The stakes of Webb’s work were laid out by President Joseph R. Biden. “When this image is shared with the world, it will be a historic moment for science and technology, for astronomy and space exploration, for America and all of humanity,” Biden said at a news conference on July 11.
The telescope has been collecting data for the past month as it travels in an orbit four times the distance between the Earth and the moon. Redfield was among the scientists who provided the telescope with specific instruction on what to look for.
“There’s another thing that you’re going to find with this telescope: It is going to be so precise, you’re going to see whether or not planets, because of the chemical composition that we can determine with this telescope of their atmosphere, if those planets are habitable.

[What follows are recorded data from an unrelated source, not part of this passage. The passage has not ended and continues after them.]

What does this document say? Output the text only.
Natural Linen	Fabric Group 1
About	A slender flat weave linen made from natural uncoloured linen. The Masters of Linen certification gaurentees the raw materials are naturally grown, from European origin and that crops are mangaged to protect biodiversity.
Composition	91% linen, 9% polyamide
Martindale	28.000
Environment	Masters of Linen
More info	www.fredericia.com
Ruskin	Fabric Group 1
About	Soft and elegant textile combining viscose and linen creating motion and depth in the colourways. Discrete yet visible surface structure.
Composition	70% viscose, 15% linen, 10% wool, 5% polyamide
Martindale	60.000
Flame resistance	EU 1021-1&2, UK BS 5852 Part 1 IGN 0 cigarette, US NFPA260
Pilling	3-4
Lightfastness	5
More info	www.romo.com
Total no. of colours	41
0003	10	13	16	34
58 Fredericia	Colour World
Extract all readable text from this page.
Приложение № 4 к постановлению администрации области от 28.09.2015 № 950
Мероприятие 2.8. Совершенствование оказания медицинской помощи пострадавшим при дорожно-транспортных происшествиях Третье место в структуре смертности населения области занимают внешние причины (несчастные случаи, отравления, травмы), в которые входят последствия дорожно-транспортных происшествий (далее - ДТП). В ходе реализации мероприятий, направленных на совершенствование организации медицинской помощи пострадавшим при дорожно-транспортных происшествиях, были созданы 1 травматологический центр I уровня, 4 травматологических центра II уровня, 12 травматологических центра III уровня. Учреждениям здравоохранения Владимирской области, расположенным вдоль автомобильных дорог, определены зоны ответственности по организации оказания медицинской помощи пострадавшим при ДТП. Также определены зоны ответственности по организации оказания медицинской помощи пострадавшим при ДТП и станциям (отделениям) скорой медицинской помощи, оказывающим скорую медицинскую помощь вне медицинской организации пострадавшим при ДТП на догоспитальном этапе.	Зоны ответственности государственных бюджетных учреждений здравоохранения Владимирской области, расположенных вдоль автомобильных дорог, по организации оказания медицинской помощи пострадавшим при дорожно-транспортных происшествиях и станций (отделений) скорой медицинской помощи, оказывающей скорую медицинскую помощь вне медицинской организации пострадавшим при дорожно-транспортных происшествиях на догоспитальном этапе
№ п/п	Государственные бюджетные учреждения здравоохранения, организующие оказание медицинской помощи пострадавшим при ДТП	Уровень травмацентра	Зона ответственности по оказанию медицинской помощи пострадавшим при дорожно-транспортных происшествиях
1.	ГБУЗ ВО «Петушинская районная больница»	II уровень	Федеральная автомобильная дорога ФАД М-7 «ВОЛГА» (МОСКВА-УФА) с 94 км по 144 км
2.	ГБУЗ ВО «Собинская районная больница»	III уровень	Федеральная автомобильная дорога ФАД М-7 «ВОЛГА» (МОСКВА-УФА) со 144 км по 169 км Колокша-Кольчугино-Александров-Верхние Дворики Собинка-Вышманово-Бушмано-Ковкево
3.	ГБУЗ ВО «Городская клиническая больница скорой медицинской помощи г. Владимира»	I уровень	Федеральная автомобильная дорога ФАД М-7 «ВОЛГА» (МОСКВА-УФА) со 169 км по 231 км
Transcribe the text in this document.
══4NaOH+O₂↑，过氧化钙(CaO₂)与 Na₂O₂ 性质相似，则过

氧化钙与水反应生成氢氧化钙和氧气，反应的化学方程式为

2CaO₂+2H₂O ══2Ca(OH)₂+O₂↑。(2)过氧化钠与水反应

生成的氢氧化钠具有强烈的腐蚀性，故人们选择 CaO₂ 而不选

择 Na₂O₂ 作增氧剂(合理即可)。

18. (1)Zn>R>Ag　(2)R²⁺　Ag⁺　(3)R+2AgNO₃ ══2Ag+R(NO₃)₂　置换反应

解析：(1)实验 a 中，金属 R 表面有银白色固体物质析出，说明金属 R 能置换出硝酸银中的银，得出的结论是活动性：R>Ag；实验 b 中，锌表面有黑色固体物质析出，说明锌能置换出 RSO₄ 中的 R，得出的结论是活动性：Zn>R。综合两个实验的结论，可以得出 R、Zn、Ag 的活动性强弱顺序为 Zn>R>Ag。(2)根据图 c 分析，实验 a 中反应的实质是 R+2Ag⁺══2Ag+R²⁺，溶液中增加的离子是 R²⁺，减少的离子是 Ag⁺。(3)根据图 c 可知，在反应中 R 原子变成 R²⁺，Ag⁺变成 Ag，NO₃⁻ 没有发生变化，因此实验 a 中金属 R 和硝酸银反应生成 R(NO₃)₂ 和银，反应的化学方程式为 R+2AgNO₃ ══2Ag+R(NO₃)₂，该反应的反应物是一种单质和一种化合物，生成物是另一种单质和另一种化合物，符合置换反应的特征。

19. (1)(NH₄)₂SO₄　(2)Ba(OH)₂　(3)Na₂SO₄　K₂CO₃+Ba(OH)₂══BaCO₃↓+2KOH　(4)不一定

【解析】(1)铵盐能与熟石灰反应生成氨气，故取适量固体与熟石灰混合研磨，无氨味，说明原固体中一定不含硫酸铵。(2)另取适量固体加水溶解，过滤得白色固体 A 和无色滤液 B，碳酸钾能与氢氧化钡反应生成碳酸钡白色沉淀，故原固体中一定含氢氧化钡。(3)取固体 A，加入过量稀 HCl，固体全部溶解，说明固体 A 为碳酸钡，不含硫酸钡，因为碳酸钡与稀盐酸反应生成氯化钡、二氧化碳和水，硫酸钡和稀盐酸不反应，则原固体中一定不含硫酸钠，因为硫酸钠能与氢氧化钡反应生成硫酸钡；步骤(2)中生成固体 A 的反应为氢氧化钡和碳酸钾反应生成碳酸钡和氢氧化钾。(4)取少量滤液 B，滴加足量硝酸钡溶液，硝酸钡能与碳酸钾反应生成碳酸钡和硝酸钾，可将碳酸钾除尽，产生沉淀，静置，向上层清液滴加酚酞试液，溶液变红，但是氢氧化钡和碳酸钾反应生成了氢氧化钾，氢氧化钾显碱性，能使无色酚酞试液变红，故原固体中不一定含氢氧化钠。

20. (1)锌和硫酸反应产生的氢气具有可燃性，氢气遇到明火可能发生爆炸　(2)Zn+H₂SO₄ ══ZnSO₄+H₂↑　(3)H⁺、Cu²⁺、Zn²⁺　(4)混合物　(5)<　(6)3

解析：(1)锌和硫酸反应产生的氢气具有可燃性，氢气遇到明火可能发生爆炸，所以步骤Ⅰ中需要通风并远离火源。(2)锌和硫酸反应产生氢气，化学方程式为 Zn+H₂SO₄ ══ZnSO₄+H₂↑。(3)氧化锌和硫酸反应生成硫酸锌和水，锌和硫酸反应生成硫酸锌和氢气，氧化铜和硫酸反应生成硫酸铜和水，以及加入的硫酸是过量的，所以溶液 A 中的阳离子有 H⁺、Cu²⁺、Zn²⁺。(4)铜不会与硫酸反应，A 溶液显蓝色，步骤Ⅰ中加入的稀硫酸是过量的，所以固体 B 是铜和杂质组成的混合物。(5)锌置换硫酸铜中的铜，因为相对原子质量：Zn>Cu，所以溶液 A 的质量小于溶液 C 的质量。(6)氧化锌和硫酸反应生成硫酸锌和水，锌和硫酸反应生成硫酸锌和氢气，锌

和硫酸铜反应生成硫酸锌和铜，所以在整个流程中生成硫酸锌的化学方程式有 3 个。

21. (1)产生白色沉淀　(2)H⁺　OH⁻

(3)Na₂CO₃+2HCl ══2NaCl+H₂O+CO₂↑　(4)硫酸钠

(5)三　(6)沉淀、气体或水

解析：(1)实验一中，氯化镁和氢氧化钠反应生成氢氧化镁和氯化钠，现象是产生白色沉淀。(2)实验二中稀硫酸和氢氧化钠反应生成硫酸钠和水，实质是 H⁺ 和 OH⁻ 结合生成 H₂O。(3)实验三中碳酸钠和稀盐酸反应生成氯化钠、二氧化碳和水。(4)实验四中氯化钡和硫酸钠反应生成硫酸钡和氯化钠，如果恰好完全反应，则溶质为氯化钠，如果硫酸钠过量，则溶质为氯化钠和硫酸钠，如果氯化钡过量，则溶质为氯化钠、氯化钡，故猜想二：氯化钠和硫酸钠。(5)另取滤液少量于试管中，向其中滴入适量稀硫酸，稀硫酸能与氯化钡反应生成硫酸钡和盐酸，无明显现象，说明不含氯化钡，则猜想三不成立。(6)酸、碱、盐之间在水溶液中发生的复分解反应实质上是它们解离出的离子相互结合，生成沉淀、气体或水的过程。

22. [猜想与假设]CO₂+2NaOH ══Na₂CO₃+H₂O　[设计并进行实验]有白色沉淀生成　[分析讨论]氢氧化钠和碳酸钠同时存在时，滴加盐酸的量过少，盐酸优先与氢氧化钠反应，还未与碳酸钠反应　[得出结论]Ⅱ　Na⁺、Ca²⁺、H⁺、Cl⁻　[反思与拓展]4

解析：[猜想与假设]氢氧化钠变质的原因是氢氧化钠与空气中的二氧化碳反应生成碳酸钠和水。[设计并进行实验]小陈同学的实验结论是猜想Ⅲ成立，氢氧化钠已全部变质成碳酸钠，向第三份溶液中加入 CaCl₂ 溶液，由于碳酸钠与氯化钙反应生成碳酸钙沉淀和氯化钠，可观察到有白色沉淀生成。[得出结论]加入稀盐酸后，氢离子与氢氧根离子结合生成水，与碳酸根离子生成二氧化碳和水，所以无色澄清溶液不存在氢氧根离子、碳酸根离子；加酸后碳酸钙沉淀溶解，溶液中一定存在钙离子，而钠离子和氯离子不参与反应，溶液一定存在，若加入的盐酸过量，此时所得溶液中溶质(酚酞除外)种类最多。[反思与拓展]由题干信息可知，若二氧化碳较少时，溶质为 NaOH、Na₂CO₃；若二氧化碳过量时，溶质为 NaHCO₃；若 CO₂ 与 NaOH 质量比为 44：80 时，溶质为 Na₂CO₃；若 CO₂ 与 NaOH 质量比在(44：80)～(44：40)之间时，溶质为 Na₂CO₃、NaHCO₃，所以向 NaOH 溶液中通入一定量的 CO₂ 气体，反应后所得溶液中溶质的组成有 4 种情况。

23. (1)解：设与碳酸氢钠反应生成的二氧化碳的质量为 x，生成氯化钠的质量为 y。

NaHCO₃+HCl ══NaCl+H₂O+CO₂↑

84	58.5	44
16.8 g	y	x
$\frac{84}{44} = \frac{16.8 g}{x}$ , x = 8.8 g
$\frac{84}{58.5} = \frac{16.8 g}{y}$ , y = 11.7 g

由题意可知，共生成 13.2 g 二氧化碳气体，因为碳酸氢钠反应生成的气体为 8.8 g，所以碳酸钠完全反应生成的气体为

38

And when you look at something as big as this is, we are going to be able to answer questions that we don’t even know what the questions are yet,” NASA Administrator Bill Nelson said at the press conference.
“One of the particularly exciting things for me is the search for life on another planet,” Redfield said. “There are two parts to this question – does life exist elsewhere on the planets that we know about? What is our capacity to find it?”
Redfield believes that by analyzing the molecular composition of a planet’s atmospheres and comparing it to existing models, like the Earth, Venus or Mars, they could determine what combination could only happen because of the presence of life. He is, to use his own words, obsessed with the idea that we might not know life if we see it – we only have one example of it here on Earth to guide our thinking.
“I think it is possible that we go through the whole Webb mission and not find this. That would be ok. But the fact we are on this precipice of making this kind of discovery, I think is really profound,” he said.